Jucevičiūtė, N., Žilaitienė, B., Aniulienė, R., & Vanagienė, V. (2019). The link between thyroid autoimmunity, depression and bipolar disorder. Open Medicine14(1), 52-58.

Kaplan, H. I., Sadock, B. J., Boland, R. J., Verduin, M. L., Sadock, V. A., & Ruiz, P. (2021). Kaplan & Sadock’s Synopsis of Psychiatry: Behavioral Sciences/Clinical Psychiatry. Wolters Kluwer.

Menezes, I. C., von Werne Baes, C., Lacchini, R., & Juruena, M. F. (2019). Genetic biomarkers for differential diagnosis of major depressive disorder and bipolar disorder: a systematic and critical review. Behavioural brain research, 357, 29-38.l

O’Donovan, C., & Alda, M. (2020). Depression preceding diagnosis of bipolar disorder. Frontiers in psychiatry, 11, 500.

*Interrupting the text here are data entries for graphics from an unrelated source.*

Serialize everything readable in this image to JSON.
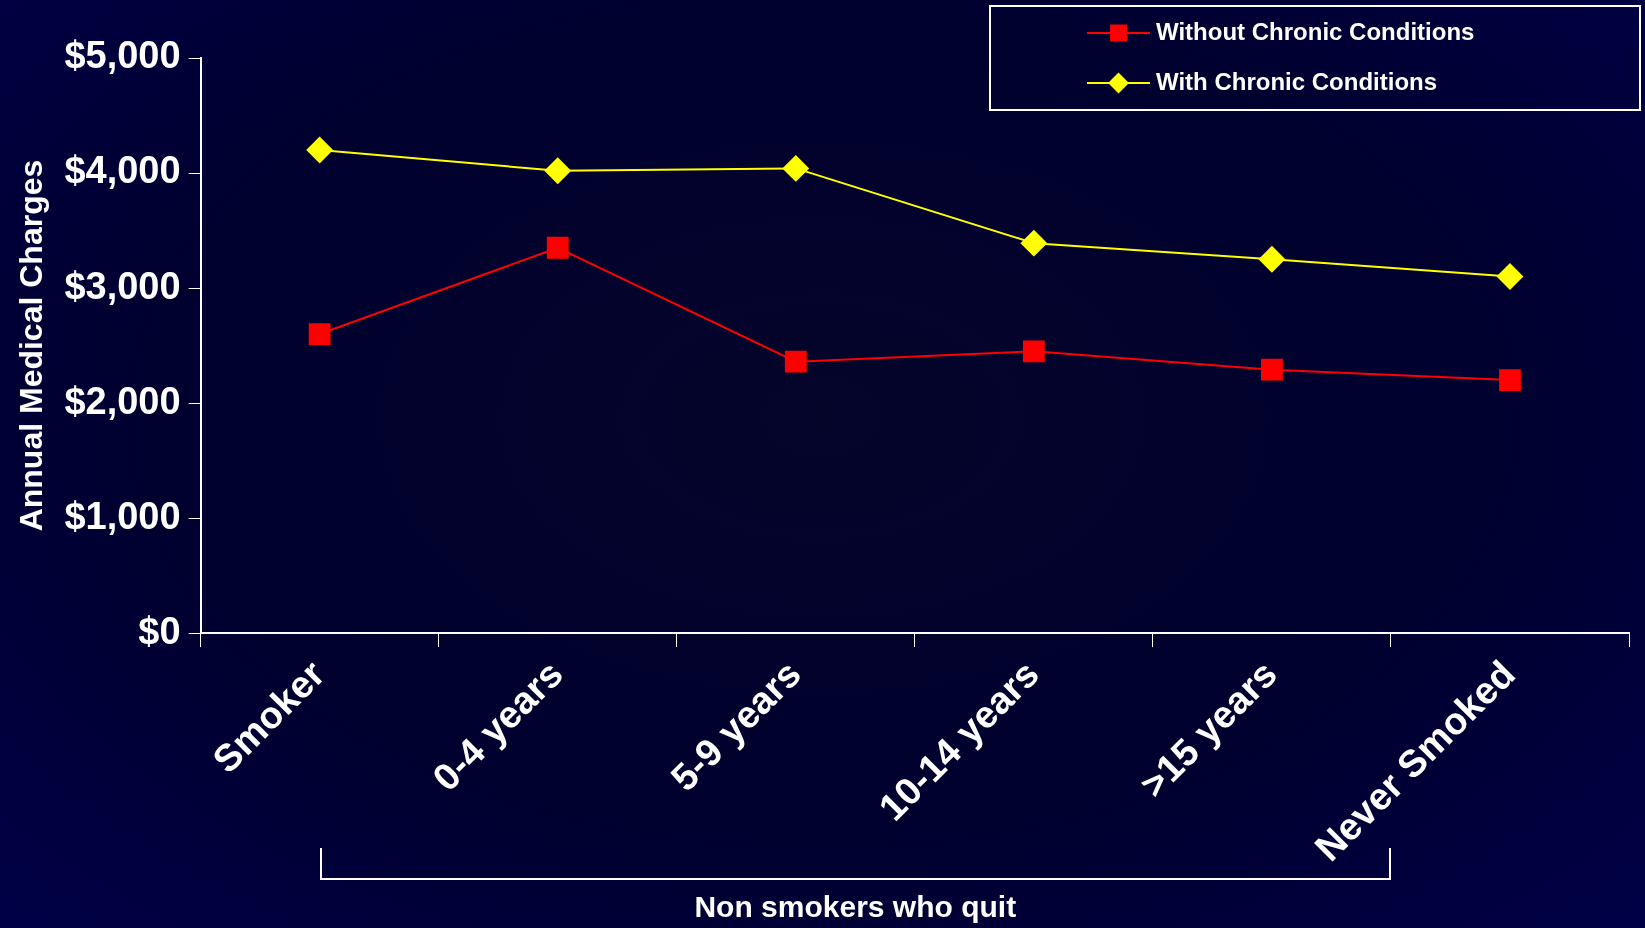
{
  "chart_data": {
    "type": "line",
    "ylabel": "Annual Medical Charges",
    "categories": [
      "Smoker",
      "0-4 years",
      "5-9 years",
      "10-14 years",
      ">15 years",
      "Never Smoked"
    ],
    "series": [
      {
        "name": "Without Chronic Conditions",
        "color": "#ff0000",
        "marker": "square",
        "values": [
          2600,
          3350,
          2360,
          2450,
          2290,
          2200
        ]
      },
      {
        "name": "With Chronic Conditions",
        "color": "#ffff00",
        "marker": "diamond",
        "values": [
          4200,
          4020,
          4040,
          3390,
          3250,
          3100
        ]
      }
    ],
    "ylim": [
      0,
      5000
    ],
    "yticks": [
      {
        "value": 0,
        "label": "$0"
      },
      {
        "value": 1000,
        "label": "$1,000"
      },
      {
        "value": 2000,
        "label": "$2,000"
      },
      {
        "value": 3000,
        "label": "$3,000"
      },
      {
        "value": 4000,
        "label": "$4,000"
      },
      {
        "value": 5000,
        "label": "$5,000"
      }
    ],
    "grid": false,
    "legend": "top right",
    "line_style": "solid",
    "annotations": [
      "Non smokers who quit"
    ]
  }
}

Pinna, M., Visioli, C., Rago, C. M., Manchia, M., Tondo, L., & Baldessarini, R. J. (2019). Attention deficit-hyperactivity disorder in adult bipolar disorder patients. Journal of affective disorders, 243, 391-396.


Wheeler, K. (2014). Psychotherapy for the advanced practice psychiatric nurse: a how-to guide for evidence-based practice.


American Psychiatric Association, & American Psychiatric Association. (2013). Diagnostic and statistical manual of mental disorders: DSM-5. Arlington, VA.